Com exceção do Submarino, que pagina por intervalos (1-50, 51-100, etc), todos os outros utilizam apenas o algarismo a que se refere à página. Ou seja, um largura extremamente curta para ser clicado. Além, é claro, da formatação que não ajuda muito.


Como fica o CSS?


Orkut: Verdana, 11px.



BuscaPé: Verdana, 10px, além de aplicar STRONG direto no HTML.



Submarino: Arial, 11px.



Google: Arial, 10pt.


Deste modo, com fonte em torno de 11px (ou 10px + STRONG, o que não ajuda muito, no BuscaPé) o algarismo solitário ainda fica difícil de ser clicado. É claro que na paginação de "10" para cima a coisa melhora, pois uma dezena tem largura maior. Mas isso não resolve o problema.


Situações pontuais

Quando o usuário utiliza 800 x 600 ou uma configuração que torna a fonte maior, o problema é minimizado. Mas não é conveniente forçar o usuário a adora uma configuração tal ou então aplicar um CSS personalizado, bem como aumentar a fonte (Ctrl + no FireFox).


Contornando o problema

Exibir links como o Submarino faz, pode ser adequado em situações específicas. Se o resultado de uma busca oferecer uma quantidade pequena de registros, forçar a criação de intervalos (mesmo que pequenos) pode ser inconveniente para o usuário. Portanto, essa solução não pode ser gereralizada.

Uma solução possível é aplicar, dentro da tab "a href" um espaço em branco antes e depois do algarismo, aumentando a área clicável do link, aplicando o HTML: n . Essa solução não é semanticamente perfeita, piora um pouco a acessibilidade (força a leitura de um "espaço em branco" nos leitores de tela) mas valida corretamente o código e torna a usabilidade melhor.

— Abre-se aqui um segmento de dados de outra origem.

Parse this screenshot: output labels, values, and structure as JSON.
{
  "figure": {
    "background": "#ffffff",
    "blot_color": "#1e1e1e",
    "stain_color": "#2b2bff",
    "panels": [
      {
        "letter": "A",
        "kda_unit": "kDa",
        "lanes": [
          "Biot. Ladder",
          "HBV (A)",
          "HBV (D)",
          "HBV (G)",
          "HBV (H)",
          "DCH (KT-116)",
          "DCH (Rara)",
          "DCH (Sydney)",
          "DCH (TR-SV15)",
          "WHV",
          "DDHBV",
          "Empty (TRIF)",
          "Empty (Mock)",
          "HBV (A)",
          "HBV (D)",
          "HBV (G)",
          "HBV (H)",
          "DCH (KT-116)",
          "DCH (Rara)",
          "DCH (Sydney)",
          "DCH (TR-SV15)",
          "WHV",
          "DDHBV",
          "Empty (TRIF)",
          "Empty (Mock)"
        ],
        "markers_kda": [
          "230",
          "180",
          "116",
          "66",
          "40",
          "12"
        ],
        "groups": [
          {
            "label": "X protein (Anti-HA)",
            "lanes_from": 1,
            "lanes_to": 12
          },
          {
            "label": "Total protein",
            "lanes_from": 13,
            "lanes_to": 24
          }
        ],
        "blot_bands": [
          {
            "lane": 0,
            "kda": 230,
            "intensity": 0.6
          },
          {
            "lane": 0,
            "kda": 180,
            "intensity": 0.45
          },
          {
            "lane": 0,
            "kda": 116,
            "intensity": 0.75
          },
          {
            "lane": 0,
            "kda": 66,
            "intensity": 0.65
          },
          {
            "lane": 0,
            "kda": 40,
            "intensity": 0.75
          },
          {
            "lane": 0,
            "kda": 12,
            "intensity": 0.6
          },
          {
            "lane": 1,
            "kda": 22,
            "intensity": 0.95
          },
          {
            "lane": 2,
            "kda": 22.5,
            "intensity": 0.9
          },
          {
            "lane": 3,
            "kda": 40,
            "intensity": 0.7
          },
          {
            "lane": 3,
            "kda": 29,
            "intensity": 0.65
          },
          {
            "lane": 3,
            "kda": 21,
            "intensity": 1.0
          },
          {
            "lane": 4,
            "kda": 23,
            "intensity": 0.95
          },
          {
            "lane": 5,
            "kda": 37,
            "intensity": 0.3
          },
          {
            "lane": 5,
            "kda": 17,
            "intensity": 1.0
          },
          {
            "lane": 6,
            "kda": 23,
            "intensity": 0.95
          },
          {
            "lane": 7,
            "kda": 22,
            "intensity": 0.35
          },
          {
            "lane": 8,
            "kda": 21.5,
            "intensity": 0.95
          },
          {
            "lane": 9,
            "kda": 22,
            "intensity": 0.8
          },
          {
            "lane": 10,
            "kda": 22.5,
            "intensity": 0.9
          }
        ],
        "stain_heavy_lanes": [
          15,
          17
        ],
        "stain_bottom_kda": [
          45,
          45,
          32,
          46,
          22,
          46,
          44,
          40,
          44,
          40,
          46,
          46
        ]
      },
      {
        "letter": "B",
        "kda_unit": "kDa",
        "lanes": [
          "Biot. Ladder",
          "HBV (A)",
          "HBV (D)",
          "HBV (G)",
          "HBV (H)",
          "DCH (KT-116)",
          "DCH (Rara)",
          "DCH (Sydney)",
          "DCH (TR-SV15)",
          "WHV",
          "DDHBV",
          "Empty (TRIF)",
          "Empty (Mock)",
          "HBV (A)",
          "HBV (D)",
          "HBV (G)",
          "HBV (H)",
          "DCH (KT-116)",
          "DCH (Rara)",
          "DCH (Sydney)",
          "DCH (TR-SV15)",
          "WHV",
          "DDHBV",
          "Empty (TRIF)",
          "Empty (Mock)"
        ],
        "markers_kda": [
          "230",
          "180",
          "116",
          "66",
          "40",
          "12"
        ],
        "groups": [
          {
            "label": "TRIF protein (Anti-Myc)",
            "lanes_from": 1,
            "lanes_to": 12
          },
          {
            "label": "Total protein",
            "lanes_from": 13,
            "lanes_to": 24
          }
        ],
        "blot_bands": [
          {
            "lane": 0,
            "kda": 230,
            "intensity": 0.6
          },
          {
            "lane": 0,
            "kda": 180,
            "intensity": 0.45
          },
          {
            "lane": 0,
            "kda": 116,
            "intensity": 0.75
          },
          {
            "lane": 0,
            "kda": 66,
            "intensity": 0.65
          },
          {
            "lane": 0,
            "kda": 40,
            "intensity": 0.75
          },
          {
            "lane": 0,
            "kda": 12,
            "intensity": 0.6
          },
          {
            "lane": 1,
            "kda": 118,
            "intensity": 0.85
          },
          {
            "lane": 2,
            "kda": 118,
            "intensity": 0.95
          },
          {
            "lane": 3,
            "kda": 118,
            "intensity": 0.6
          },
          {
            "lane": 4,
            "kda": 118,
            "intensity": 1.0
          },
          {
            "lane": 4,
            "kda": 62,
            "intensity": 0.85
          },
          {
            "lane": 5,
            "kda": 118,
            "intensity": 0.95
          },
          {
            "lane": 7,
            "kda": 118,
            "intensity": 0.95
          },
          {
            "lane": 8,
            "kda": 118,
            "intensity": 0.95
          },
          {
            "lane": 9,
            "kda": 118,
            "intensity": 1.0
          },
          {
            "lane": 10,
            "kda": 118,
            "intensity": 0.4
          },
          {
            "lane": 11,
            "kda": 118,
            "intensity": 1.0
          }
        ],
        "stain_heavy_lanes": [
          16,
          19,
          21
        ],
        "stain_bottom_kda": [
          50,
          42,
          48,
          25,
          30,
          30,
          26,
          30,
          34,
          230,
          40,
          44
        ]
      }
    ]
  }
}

Essa solução é extremamente fácil de ser implementada pelas linguagens server-side, uma vez que no loop de geração da páginação pode ser incluído facilmente "&NBSP;" antes e depois do algarismo a ser linkado, quando este link é gerado dinamicamente.


Conclusão

O problema de criar links com má usabilidade é muito comum na paginação. Sites famosos ainda cometem este erro, sistematicamente. No entanto, não podemos forçar usuários com dificuldades de coordenação motora ou pouca acuidade visual a ficar "catando" o link de uma paginação de resultados.